Core development component has been allocated at Rs98bn, while Rs28bn has been allocated to three tiers of district governments across the province.

The province’s foreign aid outlay has been pitched at Rs82bn, including Rs29.4bn grants from international donors and Rs52.2bn loan from the Asian Development Bank to finance Peshawar BRT project.

Development programme also shown inclusion of a CPEC or Chinese investment portfolio having cost of Rs2,452.5bn; however, in the ADP a token allocation of Rs1 million has been made for it.

Mr Said announced that the government was merging 10pc Ad hoc Relief Allowance of 2010 in government employees’ basic pay and would give 10pc allowance on the merged amount.

He said pay and pension raises and other perks and privileges would cost the provincial kitty Rs16bn per annum.
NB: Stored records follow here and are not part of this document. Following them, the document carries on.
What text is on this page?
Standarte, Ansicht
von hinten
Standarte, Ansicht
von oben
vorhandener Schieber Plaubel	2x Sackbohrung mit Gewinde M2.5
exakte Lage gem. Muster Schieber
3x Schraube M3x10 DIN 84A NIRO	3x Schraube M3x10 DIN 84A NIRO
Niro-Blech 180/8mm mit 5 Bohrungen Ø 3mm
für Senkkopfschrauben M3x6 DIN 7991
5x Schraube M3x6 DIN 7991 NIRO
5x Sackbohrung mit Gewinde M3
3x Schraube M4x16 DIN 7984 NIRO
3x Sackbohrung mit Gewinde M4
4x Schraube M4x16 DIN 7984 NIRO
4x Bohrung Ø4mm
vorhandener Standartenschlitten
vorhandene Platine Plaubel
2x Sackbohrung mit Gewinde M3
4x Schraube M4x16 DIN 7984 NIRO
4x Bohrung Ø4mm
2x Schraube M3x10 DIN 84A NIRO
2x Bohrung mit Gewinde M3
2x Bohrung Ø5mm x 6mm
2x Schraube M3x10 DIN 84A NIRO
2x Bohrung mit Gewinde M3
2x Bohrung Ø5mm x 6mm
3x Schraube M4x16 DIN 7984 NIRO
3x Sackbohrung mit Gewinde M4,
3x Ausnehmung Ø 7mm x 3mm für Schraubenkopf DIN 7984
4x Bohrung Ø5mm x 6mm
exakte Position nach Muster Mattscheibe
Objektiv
The minister announced 10pc increase in pension, besides swelling minimum labour wage to Rs15,000 from Rs14,000 per month.

Mr Said also presented before the house supplementary budget of Rs47.25bn, including Rs19.28bn current expenditures and Rs27.9bn development expenditures.

Through an amendment in the KP Finance Bill, 2013, ride hailing services have also been included in taxable services.

The Finance Bill 2017-18 also increased taxes on urban immovable properties throughout the province and increased taxes on petrol pumps and CNG stations with convenience stores to Rs22,500 from Rs15,000 and on those without stores to Rs11,500 from Rs7500 per annum.

It also increased tax on service stations to Rs20,000 from Rs15,000, besides enhancing professional tax rates on various professionals and businesses.